Ces décisions confirment plusieurs points importants :

  1. GPT est désormais perçu comme un terme technique générique décrivant un type de modèle d’IA, utilisé par de nombreux acteurs du secteur et non réservé à OpenAI.
  2. L’ajout d’un numéro (3, 4, 5) sera compris comme un simple indicateur de version et non comme un élément fantaisiste suffisante pour rendre le signe distinctif.
  3. L’EUIPO laisse la porte ouverte à un éventuel caractère distinctif acquis par l’usage (article 7 §3 du règlement) mais ce point ne sera examiné que si les décisions deviennent définitives, à l’issue d’éventuels recours.
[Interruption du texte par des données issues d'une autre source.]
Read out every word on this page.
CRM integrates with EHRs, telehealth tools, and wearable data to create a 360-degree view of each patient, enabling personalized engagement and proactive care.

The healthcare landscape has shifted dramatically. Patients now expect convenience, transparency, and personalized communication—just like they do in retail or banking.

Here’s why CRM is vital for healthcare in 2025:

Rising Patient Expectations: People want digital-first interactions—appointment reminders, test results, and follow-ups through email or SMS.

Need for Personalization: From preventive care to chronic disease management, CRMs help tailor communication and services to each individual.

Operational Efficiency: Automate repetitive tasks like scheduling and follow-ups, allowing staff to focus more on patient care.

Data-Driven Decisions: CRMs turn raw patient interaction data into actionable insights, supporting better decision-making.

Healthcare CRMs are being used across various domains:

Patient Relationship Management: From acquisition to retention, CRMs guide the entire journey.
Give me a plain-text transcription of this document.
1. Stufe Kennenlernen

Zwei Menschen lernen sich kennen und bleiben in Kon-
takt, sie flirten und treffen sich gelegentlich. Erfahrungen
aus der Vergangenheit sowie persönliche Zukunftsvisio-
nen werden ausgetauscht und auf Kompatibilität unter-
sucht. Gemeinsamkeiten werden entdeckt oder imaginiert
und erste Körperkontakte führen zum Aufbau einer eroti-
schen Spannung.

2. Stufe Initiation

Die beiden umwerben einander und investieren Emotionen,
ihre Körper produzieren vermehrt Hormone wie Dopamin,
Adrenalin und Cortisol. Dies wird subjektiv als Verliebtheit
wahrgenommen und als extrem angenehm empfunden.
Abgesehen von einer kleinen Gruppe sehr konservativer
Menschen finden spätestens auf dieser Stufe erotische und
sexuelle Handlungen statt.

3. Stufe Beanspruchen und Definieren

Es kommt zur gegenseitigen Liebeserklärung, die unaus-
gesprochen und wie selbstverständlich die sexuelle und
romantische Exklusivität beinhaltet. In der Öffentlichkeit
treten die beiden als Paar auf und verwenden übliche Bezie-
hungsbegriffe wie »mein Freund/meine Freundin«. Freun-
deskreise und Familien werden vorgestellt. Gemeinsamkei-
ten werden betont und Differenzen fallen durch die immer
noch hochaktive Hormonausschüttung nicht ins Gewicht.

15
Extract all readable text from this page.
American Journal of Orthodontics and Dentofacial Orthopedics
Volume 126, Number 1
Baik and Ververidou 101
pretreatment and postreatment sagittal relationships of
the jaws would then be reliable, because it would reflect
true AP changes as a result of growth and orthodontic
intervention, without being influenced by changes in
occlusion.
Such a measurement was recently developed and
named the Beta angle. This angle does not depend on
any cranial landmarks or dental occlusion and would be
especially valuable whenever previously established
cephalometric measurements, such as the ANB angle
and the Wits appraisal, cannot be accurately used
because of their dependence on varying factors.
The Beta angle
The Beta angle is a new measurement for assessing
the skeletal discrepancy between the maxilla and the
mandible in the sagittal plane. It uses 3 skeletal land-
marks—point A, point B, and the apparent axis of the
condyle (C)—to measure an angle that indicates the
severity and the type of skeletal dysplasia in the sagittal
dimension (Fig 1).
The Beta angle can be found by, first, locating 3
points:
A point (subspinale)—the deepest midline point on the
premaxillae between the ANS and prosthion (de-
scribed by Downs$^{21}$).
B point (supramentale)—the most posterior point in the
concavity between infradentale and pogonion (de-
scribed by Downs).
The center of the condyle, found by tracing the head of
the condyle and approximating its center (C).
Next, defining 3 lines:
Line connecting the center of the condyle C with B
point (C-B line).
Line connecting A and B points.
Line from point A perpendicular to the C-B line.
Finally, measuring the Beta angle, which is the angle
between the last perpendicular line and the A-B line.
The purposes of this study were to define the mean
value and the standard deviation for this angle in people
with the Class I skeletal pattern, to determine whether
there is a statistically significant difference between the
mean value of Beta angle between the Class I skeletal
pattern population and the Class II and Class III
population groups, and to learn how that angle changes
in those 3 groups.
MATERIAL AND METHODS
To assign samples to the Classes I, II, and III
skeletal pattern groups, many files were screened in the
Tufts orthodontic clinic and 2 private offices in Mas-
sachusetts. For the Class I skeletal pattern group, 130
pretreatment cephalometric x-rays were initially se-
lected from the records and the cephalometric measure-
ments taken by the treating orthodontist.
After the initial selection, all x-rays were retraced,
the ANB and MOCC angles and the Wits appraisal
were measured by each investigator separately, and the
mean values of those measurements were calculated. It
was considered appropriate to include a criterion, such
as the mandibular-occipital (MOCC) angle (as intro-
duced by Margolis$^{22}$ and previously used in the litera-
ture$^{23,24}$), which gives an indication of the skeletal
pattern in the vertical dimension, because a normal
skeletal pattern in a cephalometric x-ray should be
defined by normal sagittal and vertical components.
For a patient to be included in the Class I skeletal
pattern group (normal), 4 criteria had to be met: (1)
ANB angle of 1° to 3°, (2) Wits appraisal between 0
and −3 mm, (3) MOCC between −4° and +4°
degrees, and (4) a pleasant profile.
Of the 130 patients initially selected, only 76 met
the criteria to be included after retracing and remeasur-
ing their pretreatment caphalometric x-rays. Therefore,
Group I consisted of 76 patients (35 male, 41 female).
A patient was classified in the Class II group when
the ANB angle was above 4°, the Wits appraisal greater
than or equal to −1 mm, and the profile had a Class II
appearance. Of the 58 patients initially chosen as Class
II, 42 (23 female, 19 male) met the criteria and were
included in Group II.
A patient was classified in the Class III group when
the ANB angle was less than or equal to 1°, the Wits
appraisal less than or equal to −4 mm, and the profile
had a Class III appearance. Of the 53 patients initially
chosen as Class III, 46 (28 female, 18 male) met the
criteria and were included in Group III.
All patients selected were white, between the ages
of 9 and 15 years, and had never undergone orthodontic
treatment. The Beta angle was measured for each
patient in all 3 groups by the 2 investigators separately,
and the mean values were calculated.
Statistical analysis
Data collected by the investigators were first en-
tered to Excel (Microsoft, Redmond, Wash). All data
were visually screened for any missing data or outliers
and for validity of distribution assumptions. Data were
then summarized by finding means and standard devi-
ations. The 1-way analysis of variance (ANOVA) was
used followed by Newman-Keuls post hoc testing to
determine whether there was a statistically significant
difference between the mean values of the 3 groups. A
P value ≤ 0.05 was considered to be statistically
En pratique, cela signifie que, pour le moment, aucun acteur ne peut revendiquer l’exclusivité de GPT-3 comme marque en Europe pour des solutions d’IA correspondant à cette technologie.

A retenir :

En résumé, la nullité de GPT-3 rappelle une règle simple mais essentielle : une bonne marque n’est pas une fiche technique. Pour sécuriser vos investissements en intelligence artificielle, le choix du nom doit être pensé en amont, comme un véritable actif juridique, et non comme la simple description de la technologie utilisée. Un accompagnement spécialisé permet de vérifier la disponibilité d’un signe, d’anticiper les risques de nullité et de bâtir une stratégie de marque cohérente à l’échelle européenne et internationale.